There is an interesting website which deals just with that issue. I can’t post the exact address as YouTube will block it but it’s called Dec25th info. Very interesting.

One point that always seems to be brought up, and one that swayed me for the longest time, that is until I simply looked it up, is that it would have been far to cold for shepherds to be out in an during December in Israel. But is that true? Not according to this website:

www.myweather2.com/City-Town/Israel/Bethlehem/climate-profile.aspx?month=12

The average given is 15C during the day and about 6C at night. That’s the average for our autumn. Yes, it is cold, but not Canada cold. My wife is from Brazil. That’s a little colder than it gets there in winter (average is about 8C at night she tells me). And from experience all I needed was a jumper.

Consider another interesting point in this regard as I close on this matter. St. Patrick, who evangelized my country of Ireland, was captured by Irish pirates and enslaved on the mountains of Kerry or somewhere like that. He was out there all day, everyday with no shelter, and without adequate clothing for around 6 years. West Ireland winters are not like Israeli ones. Believe me!

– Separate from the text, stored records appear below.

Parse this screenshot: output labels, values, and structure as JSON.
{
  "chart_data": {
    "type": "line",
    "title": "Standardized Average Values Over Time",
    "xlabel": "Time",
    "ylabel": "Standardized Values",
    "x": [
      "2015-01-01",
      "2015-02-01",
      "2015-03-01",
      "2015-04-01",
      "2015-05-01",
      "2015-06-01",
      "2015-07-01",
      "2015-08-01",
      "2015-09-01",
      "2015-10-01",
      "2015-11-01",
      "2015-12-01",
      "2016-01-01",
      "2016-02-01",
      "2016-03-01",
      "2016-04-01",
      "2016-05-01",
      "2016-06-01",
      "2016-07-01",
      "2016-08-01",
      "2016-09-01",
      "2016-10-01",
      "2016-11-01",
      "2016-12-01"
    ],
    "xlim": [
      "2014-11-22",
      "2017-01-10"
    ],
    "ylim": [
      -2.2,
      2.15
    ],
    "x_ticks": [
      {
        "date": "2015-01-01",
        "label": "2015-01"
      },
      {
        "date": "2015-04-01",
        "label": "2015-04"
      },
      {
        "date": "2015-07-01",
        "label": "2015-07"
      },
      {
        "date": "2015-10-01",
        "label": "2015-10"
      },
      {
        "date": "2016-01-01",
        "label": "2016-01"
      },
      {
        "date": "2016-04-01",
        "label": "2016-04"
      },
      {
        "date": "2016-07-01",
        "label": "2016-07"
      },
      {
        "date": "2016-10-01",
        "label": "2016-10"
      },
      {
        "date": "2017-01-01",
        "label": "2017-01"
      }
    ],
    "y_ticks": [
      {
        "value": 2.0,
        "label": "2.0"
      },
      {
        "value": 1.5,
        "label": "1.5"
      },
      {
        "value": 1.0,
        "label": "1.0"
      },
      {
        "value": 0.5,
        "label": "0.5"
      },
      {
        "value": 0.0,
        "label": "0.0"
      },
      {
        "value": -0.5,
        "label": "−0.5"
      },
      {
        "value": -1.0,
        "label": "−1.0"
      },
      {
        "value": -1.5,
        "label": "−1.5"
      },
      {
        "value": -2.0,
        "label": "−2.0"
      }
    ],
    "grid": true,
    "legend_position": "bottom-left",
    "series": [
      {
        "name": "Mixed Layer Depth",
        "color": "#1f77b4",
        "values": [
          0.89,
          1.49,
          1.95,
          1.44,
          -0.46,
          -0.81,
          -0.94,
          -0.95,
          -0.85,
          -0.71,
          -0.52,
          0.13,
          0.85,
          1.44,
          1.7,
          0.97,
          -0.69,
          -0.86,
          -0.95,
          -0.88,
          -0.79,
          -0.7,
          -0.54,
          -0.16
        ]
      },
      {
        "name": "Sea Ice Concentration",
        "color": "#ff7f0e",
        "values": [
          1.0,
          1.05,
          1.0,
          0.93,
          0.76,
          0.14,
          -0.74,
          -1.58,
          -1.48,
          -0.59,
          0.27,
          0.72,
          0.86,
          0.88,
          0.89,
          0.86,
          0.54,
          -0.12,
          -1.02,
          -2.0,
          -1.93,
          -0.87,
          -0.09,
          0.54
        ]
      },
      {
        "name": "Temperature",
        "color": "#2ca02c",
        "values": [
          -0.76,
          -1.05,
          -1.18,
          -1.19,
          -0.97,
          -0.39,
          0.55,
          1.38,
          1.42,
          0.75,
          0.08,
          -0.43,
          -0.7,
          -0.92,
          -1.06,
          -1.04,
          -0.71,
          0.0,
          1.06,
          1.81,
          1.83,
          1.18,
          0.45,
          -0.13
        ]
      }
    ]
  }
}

So did Constantine paganize Christianity? Perhaps. But not out of evil intent I am convinced. The Church let down her guard after the Empire converted and there was a rush of conversions to the new favoured religion. Gone were the days of sacrificial living and martyrdom for the Name of Jesus. But it is also true that the Church Christianized the Empire. Yes, we are still suffering the after-effects of a Constantinian Hybrid. A Church-State monster, but let’s not get carried away with reactionary revisionist history, conspiracy theories based on nothing but our own delusions and hate, and our precious little pet doctrines. As followers of Christ, truth must be our goal. And sometimes the truth is uncomfortable.